Krise

Russland droht der Ukraine vom UNO-Sicherheitsrat aus

Die russische Truppenentsendung und Separatisten-Anerkennung sei ein Verstoß gegen Gründungs-Charta der UNO. Das sei ein Angriff auf alle Mitgliedsländer der Vereinten Nationen.

Russland hat der Ukraine nach der Anerkennung der abtrünnigen Regionen Luhansk und Donezk durch Moskau bei militärischen Provokationen mit weiteren Konsequenzen gedroht. Kiew habe "militärische Pläne" und würde Luhansk und Donezk beschießen und provozieren. Nun könne dies "äußerst gefährliche Folgen haben", sagte der russische UNO-Botschafter Wassili Nebensja Montagabend (Ortszeit) bei einer kurzfristig anberaumten Dringlichkeitssitzung des UNO-Sicherheitsrates in New York.

"Wir beabsichtigen nicht, ein neues Blutbad im Donbass zuzulassen, sagte Nebensja. Für die Eskalation gab der Botschafter der ukrainischen Führung die Schuld. Die Weigerung Kiews, direkt mit den Separatisten zu verhandeln, habe gezeigt, dass es das Minsker Abkommen, der brachliegende Friedensplan für die Ostukraine, nicht habe erfüllen wollen. Um einen Krieg zu vermeiden, müsse die Ukraine nun zu einem Ende seiner Provokationen gezwungen werden.

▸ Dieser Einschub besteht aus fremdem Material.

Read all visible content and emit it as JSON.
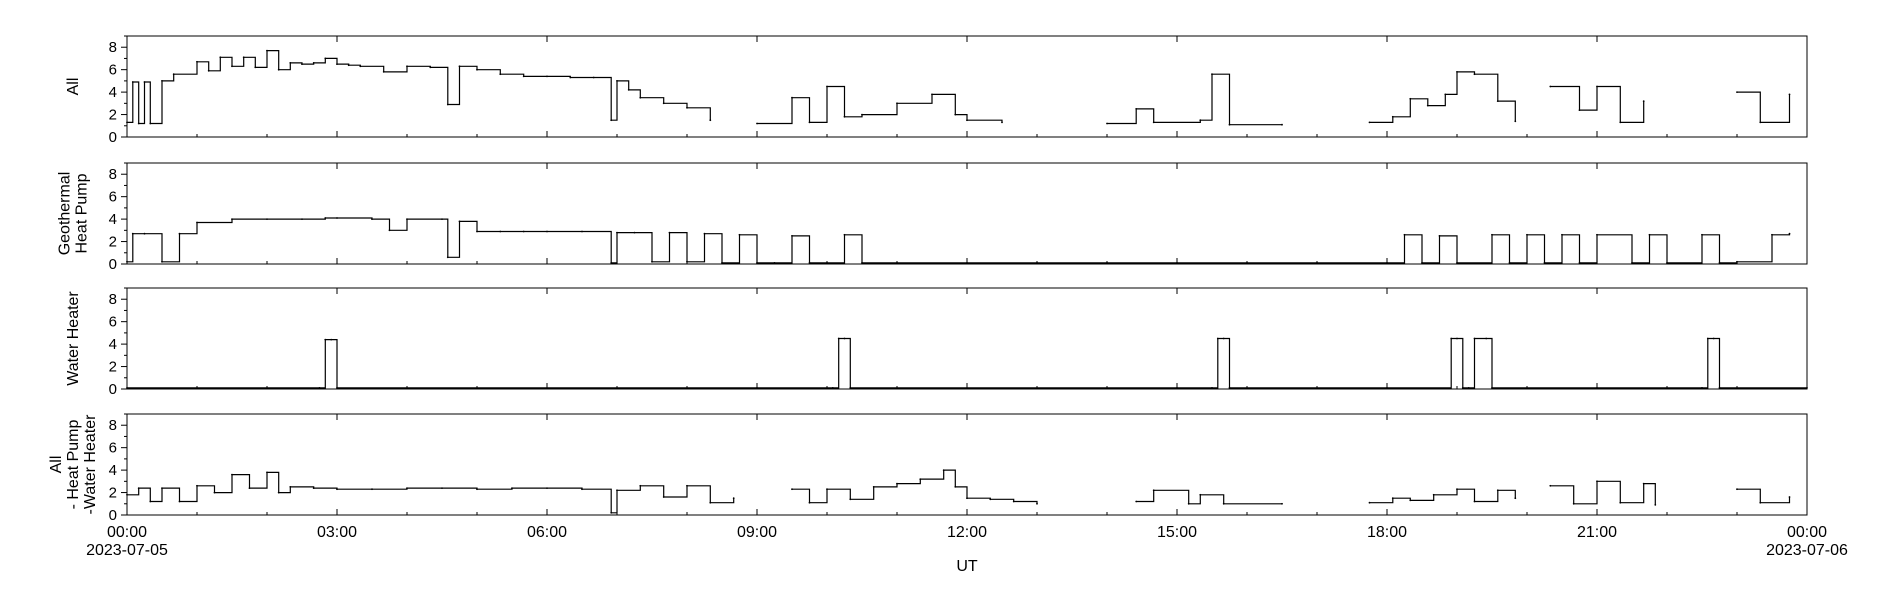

Die Vereinten Nationen hatten zuvor den Entsendungsbefehl von russischen Truppen in den umkämpften Osten der Ukraine als Verstoß gegen die UNO-Gründungs-Charta kritisiert. "Wir bedauern auch den Befehl, russische Truppen in der Ostukraine zu stationieren, Berichten zufolge im Rahmen einer Friedensmission", sagte die UNO-Beauftragte für politische Angelegenheiten, Rosemary DiCarlo, bei der Dringlichkeitssitzung des Weltsicherheitsrates in New York.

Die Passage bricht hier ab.